The baby boomer generation is retiring and that has placed increased pressure on the health care industry as a whole. Home care, which can include medical services, also known as home health care, has been the number one job creator in the country because of this growing demographic of seniors in the United States.
However, in a recent study published by the Journal of the American Geriatrics Society, it was found that although there was a relatively small increase in the number of home based medical care visits to seniors, many elderly men and women were still struggling to receive adequate care at home.
As noted in the Journal of the American Geriatrics Society, in a study, Use of Home-Based Medical Care and Disparities, conducted by Nengliang (Aaron) Yao, PhD, Christine Ritchie, MD, Thomas Cornwell, MD, and Bruce Leff, MD, their objective was listed as:
“To examine the volume of home‐based medical care (HBMC) visits made to frail older adults between 2011 and 2014 and sex, racial, ethnic, frailty‐related comorbidity, and geographic disparities in HBMC use.”
And the conclusion:
“Although there was a small increase in the use of HBMC between 2011 and 2014, the majority of eligible home‐limited individuals have not received medical care at home, particularly rural residents and those living in underserved states. More HBMC practices are needed, and programs may need to integrate telemedicine to expand HBMC in rural communities.”
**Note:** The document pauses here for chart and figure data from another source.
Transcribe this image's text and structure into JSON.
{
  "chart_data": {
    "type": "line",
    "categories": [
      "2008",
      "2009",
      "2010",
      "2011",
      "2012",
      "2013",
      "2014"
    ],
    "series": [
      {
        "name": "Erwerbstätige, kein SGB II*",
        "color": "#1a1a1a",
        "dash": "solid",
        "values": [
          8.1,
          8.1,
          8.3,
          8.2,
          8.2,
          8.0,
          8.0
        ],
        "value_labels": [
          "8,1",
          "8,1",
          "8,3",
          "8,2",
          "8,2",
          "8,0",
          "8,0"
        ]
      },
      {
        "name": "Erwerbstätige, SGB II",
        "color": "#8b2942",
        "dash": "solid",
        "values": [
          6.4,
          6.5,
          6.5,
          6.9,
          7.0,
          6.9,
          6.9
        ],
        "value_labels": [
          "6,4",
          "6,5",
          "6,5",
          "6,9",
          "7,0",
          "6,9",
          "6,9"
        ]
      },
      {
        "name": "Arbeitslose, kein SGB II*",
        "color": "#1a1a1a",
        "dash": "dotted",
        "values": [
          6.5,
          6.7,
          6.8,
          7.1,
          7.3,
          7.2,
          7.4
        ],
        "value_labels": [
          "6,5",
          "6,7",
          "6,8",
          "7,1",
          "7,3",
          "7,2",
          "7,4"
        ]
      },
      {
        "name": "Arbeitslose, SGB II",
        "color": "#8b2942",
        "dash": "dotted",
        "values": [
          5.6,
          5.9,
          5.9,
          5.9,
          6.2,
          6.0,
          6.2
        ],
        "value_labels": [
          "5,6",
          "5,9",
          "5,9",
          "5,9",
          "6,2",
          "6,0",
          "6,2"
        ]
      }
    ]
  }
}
There are many factors that can contribute to these issues, not the least of which involves location. In rural communities, the greatest struggle was seen among seniors seeking home health care support. This may be due to population, distance between prospective clients’ homes, and a number of other factors, but if these aging seniors require home care and yet there are not enough agencies or providers to offer these services, it means opportunities are likely being missed.
Many of the home care agencies and providers that are discussed within major media outlets are likely within metropolitan regions, either in the cities themselves or closer suburbs. For population numbers that are greater, there is an increased likelihood that these seniors are receiving the care they need (or at least have better access to them).
In states where home health care is underserved, there may need to be greater focus within the industry to find ways of delivering these important and sometimes crucial services to an aging population. Seniors in metropolitan regions in more populated areas across the country are certainly gaining better access to improved care, but those in some rural regions have actually seen access to care trimmed.